The Maori wanted to know about the Pakeha's farming methods and other skills, and they welcomed Pakeha traders. The Pakeha population got bigger, and in 1840 the British queen, Victoria, suggestet to the Maori that Aotearoa should become a British colony. Maori chiefs were told that if they signed a treaty with the queen they would always be able to keep their lands, forests and fisheries. No one would take the Maori's lands away from them. Neither the British government nor the Maori knew how many settlers would soon be coming to Aotearoa (sent there by an organisation called New Zealand Company). So the Maori agreed to sign the Treaty of Waitangi. They thought it would be good to have the protection of the British queen, as their country was attracting many lawless adventurers to its coasts - traders, sailors hunting whales and seals, and runaway convicts from the prison colonies in Australia.

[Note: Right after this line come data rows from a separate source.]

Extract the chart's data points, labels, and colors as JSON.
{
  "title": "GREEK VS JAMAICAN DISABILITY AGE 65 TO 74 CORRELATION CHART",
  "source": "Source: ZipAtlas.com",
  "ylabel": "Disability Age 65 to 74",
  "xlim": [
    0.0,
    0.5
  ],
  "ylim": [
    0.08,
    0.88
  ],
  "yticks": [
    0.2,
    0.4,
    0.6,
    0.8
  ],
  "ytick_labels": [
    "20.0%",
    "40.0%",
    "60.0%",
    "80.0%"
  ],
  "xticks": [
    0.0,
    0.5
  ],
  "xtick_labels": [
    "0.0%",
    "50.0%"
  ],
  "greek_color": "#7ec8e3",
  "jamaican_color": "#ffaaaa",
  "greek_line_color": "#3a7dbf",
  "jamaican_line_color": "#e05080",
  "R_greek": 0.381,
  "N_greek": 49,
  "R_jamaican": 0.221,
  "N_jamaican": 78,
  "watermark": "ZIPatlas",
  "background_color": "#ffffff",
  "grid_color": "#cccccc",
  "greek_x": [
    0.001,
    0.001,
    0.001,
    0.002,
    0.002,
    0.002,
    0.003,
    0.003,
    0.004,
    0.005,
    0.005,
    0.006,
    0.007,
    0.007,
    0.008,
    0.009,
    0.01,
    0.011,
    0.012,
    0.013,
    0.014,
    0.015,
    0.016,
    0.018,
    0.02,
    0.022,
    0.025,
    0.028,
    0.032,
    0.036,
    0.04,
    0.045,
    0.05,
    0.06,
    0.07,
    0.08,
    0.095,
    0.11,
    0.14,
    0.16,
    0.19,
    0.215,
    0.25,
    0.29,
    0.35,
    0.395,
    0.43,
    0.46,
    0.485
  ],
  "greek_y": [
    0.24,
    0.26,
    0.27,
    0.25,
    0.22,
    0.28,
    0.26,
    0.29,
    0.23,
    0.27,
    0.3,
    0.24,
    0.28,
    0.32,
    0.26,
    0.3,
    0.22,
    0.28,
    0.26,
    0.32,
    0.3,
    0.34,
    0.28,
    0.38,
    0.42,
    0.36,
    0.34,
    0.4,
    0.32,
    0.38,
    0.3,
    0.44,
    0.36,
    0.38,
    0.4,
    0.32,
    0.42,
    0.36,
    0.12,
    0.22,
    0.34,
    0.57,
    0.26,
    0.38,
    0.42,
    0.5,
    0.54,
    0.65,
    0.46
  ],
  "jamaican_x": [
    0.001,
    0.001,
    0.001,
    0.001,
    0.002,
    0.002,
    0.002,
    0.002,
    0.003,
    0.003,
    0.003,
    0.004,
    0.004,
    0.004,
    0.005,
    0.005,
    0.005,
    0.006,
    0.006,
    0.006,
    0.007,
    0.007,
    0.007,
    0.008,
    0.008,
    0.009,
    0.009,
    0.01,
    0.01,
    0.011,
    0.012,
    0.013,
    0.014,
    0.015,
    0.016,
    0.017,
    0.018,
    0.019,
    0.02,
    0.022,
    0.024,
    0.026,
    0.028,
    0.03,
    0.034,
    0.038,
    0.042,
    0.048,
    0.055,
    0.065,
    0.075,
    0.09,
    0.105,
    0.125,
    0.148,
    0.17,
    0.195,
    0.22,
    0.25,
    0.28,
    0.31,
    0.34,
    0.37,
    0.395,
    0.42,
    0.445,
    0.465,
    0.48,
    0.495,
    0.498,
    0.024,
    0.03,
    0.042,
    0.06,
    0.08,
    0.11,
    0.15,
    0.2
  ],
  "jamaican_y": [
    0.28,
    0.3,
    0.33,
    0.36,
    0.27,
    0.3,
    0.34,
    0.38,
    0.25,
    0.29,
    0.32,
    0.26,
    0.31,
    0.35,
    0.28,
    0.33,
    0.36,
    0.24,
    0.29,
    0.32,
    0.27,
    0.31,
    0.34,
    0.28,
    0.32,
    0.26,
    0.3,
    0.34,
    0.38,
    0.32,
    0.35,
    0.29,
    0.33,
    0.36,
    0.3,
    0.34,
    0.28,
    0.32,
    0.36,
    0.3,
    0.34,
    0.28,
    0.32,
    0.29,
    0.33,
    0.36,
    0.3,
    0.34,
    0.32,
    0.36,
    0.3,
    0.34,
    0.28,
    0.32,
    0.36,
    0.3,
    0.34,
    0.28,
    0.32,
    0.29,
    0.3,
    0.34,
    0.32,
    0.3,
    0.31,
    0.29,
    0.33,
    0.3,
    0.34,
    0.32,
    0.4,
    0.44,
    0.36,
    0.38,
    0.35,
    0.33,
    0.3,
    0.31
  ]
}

As long as they could live according to their customs they did not mind having some Pakeha among them, especially useful traders and missionaries who brought with them new skills in crop-growing and in reading and writing.
Since the first Pakeha settlers arrived the Maori have had to change their way of life drastically. Aotearoa was a land of forests, but the Pakeha cut the lowland forests down. They covered much of the country with European-style farms. They even introduced birds like blackbirds, thrushes and goldfinches, and animals such as rabbits and hedgehogs, to make New Zealand seem more like a European country and less like old Aotearoa. The beautiful Aotearoa has gone, replaced by a landscape that the Pakeha created to remind them of where they came from.